We’re nuts for our Clough Pecan patented pecan varieties.

Andy Clough, Jr. has patented two pecan varieties,
’Eclipse’ and ’Excel,’ which are available as bare root trees from the
Clough Pecan Company tree nursery.

It is best to transplant bare-root trees while they are dormant, between December and March. To successfully grow pecan trees, it is important to water them regularly for the first two to three years. While you do not want to put fertilizer in the planting hole when transplanting – fertilizer can burn the roots, damaging or even killing the tree – you do want to apply fertilizer (about one pound of 5-10-5) in June after planting, distributing it in a 25-square-foot area around the tree, but not within 12 inches of the tree’s trunk. The following year, apply one pound of 10-10-10 fertilizer in March and in June, but again, keep the fertilizer away from the trunk.

Nursery Tree Pricing:

3-4 Ft bare-root nursery trees: $14 each

4-5 Ft bare-root nursery trees: $16 each

5-6 Ft bare-root nursery trees: $18 each

6 Ft+ bare-root nursery trees: $20 each

*Add $3 per size for Avalon & Ellis bare-root trees

Orders are taken year round for nursery trees. However, the trees sell out fast each year, therefore place your orders early. Six months minimum, in advance, is suggested for large orders.

Custom Graftings Available -Pre-planning is a must for custom grafting. Call for details: 912-449-4585

No trees are shipped. Trees must be picked up from Clough Pecan Nursery. Pick up is in January and February as most trees need to be in the ground by March 5th.

Nursery@CloughPecan.com for more info on bare-root nursery trees from Clough Pecan.

Eclipse – Clough Pecan Patented Variety

Andy Clough discovered a seedling of the ’Eclipse’ pecan variety in a cultivated area on the Clough Pecan Company farm. Noting the exceptionally early harvest date, high nut quality, good productivity, and resistance to scab disease and other pests, Andy took graft wood of the original ’Eclipse’ pecan tree and propagated it by inlay bark grafting onto approximately 50 trees in the Clough test orchards. Additionally, wood was provided for testing purposes to Dr. Bill Goff of Auburn University, who propagated 12 ’Eclipse’ pecan trees in a research planting at the Auburn University E.V. Smith Research Center near Tallassee, Ala. in spring 2010. In all cases, all horticultural traits observed including leaf shape color, and morphology, bud form, bark color and texture observed are identical to the parent tree, as is normal and expected when pecan trees are propagated by grafting.

Characteristics of the tree and nuts, and history of origin, lead to speculation that the parents may be ‘Moore’בPawnee’. The nuts resemble ‘Pawnee’, though earlier and more scab resistant. Bark color and texture resemble ‘Moore’. ’Eclipse’ has an extremely early harvest date, about two weeks earlier than ‘Pawnee’. No other known pecan cultivar has a harvest date this early. The nuts are longer and more slender than the ‘Pawnee’ nuts, with thin shells like Pawnee’, and kernels are similar to ‘Pawnee’, with bright kernel color and occasional flecking. Yield seems to be greater than ‘Pawnee’ and demonstrates less alternate bearing.

’Eclipse’ is a Type 1 pollinator requiring a Type 2 pollinator for nut production. ’Eclipse’ averages 60 nuts per pound and 55% kernel. ’Eclipse’ is hardy in USDA Zones 5a-9b.

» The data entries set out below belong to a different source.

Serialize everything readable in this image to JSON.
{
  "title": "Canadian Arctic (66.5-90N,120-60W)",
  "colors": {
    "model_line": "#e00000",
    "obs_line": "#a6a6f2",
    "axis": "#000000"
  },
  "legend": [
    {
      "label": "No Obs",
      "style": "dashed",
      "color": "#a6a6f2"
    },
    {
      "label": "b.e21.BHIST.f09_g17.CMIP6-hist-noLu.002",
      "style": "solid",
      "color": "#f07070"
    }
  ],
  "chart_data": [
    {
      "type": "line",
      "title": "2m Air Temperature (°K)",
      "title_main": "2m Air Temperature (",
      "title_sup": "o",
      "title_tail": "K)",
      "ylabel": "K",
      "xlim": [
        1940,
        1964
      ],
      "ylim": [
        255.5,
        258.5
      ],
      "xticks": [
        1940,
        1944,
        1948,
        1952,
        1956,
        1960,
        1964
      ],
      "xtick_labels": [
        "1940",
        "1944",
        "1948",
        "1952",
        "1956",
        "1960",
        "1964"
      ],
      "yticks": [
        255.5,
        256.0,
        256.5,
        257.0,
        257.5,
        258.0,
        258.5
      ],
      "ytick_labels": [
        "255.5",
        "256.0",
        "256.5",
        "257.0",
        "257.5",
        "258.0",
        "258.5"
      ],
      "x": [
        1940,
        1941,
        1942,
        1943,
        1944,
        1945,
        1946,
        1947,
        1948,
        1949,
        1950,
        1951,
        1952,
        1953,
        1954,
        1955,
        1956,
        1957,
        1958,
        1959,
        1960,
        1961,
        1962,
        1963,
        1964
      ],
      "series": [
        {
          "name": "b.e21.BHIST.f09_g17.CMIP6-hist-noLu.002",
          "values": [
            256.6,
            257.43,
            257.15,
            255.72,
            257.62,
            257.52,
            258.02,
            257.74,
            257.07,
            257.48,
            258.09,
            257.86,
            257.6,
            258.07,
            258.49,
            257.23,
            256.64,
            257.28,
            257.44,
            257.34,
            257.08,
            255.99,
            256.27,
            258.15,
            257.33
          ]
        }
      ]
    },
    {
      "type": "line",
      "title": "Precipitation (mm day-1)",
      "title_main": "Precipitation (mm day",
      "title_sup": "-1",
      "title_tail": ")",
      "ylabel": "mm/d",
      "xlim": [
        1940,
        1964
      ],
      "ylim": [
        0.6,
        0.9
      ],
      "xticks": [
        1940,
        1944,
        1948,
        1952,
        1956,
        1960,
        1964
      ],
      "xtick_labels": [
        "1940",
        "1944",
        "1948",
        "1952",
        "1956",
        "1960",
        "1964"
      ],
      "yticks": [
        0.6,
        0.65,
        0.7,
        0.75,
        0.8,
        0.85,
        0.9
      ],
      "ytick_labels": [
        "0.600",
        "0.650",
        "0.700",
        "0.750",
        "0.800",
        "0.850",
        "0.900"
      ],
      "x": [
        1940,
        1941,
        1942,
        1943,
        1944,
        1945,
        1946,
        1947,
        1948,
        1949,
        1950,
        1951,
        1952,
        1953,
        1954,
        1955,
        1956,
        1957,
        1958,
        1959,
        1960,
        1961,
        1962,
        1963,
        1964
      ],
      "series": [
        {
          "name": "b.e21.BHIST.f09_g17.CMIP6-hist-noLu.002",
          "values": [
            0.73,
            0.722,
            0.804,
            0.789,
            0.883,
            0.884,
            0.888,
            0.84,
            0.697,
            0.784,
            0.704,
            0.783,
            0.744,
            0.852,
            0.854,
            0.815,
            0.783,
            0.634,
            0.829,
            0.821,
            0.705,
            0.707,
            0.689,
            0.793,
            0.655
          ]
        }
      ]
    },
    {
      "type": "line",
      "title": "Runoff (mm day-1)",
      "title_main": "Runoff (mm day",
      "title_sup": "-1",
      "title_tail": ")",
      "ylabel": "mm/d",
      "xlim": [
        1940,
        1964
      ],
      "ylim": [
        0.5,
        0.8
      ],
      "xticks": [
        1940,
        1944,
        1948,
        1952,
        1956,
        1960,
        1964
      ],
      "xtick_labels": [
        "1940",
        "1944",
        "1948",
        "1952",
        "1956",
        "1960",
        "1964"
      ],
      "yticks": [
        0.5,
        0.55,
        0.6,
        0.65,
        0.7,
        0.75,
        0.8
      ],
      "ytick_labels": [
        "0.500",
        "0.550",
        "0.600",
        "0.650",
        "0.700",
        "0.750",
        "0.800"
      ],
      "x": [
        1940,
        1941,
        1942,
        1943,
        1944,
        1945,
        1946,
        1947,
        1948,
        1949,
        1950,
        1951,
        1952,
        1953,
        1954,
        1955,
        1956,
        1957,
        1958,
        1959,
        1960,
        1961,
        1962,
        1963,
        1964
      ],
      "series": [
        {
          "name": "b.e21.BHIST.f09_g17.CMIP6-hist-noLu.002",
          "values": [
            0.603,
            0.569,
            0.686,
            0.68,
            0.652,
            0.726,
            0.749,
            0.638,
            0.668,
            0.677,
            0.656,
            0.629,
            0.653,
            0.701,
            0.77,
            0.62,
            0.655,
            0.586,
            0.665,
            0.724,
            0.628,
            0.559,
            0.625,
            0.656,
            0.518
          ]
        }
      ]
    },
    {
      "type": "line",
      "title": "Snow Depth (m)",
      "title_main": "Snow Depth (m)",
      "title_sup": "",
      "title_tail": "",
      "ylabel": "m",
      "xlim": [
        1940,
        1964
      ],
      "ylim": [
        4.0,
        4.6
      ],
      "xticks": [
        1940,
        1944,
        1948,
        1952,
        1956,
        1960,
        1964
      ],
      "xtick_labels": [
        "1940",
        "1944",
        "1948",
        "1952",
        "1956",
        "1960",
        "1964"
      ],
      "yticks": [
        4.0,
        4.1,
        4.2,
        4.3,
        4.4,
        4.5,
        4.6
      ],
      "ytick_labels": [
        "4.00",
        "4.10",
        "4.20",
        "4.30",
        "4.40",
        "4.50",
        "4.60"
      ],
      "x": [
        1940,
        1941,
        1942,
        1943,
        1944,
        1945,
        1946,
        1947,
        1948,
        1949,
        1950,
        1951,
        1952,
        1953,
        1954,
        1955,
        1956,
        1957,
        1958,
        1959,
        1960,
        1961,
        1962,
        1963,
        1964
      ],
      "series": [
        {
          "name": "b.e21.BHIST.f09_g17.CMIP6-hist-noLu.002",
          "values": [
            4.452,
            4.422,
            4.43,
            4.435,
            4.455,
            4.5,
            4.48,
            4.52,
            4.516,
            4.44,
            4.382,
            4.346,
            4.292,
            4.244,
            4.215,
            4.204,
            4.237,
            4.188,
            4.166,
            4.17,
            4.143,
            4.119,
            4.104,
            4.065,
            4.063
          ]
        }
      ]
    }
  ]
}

Excel – Clough Pecan Patented Variety

Andy noticed a tree of the ’Excel’ pecan variety, estimated to be 20 to 25 years old at the time of discovery, growing in the Clough orchards in 1990. The tree’s superior characteristics earned it the name ’Excel’. In particular, ’Excel’ is an early bearing tree with fruit maturing and ready for harvest about the first week in October, or two weeks earlier than the standard ‘Stuart’ variety. Surprisingly, ’Excel’ actually blooms out later than the ‘Stuart’ variety, yet produces mature nuts that ripen earlier.

’Excel’ displays a semi-dwarf type growth with small twiglets. Average height and spread is 20 feet. Thin limbs and sparse leaf canopy give it a willowy look, but allow for good air circulation and sunlight which help prevent insect and disease damage.

’Excel’ bears a relatively good crop at an early age; trees have been shown to bear at three years after transplanting, with increased heavy production thereafter. It has a large nut, producing about 50 nuts per pound. The fruit has a thick shell, making it bird resistant, and has an excellent quality that yields about 51%. The kernels are a golden color with a heavy oil content. It shells well, and kernels typically fall out in full, complete halves.

A large nut size means ’Excel’ will need plenty of water in August and September. ’Excel’ can be harvested in late September through early October in most years. ’Excel’ is hardy in USDA Zones 5a-9b.